Test-Driven Development is one of the most controversial development processes. Instead of planning everything ahead, you develop your program incrementally as well as simultaneously and rigorously test it. Kent Beck is one of the most proeminent advocates of this method and this book is the Bible of TDD.
Content and opinions
TDD is about testing while developing, so it is of no wonder that the first part of the book which expose the methodology is done with the help of an example. Small steps, one of the main ideas behind TDD, in the explanations result in a lot of small chapters that explain how to do one thing.
The second part is about the main tol for TDD: xUnit. Its goal is to provide a standard tool for all languages.Well, in fact, it is different implementation, but some are not as easy to use as JUnit, the Java implementation. Some languages are more easy to cope with TDD than others.
The third part is a formal list of patterns to efficiently develop with TDD. What do you need to test something completly? What do you need to go from a test to the actual associated solution? This is the kind of questions the patterns try to answer.

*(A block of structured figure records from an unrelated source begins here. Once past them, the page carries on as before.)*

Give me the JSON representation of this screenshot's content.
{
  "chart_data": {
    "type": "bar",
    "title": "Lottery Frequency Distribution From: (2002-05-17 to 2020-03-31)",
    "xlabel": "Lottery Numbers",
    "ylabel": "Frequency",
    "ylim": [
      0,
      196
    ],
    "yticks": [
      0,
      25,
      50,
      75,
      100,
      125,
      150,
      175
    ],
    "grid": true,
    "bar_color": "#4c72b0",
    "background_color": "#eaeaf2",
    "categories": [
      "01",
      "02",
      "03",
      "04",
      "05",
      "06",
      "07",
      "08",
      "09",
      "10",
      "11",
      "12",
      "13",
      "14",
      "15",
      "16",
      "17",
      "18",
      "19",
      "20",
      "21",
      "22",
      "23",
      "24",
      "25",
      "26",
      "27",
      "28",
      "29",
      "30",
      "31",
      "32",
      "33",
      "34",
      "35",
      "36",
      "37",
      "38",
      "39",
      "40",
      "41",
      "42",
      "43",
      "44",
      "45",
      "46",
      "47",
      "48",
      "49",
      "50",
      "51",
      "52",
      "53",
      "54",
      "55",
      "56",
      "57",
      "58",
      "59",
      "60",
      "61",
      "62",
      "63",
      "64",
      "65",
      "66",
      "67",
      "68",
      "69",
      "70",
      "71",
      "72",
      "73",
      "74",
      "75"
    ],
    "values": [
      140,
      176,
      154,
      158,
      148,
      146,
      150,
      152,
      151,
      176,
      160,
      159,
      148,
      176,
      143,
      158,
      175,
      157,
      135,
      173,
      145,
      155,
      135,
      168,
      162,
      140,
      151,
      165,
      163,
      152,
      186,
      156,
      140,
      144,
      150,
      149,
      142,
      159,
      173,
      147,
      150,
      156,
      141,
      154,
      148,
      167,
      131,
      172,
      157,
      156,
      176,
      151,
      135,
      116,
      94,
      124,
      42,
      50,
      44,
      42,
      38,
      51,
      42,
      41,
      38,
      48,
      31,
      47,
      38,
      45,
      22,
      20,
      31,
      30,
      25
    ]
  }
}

There are a lot chapters with simple ideas in each one. What bothers me is that they could have been hierarchized a little bit more, but really, this is not an issue here. TDD is something that everyone should do, but there are some domains where it is more difficult than in other. For instance, hw would you test a complex stochastic scientific module? This is a question that remains open at the end of the book. For general IT, it answers every question on testing though.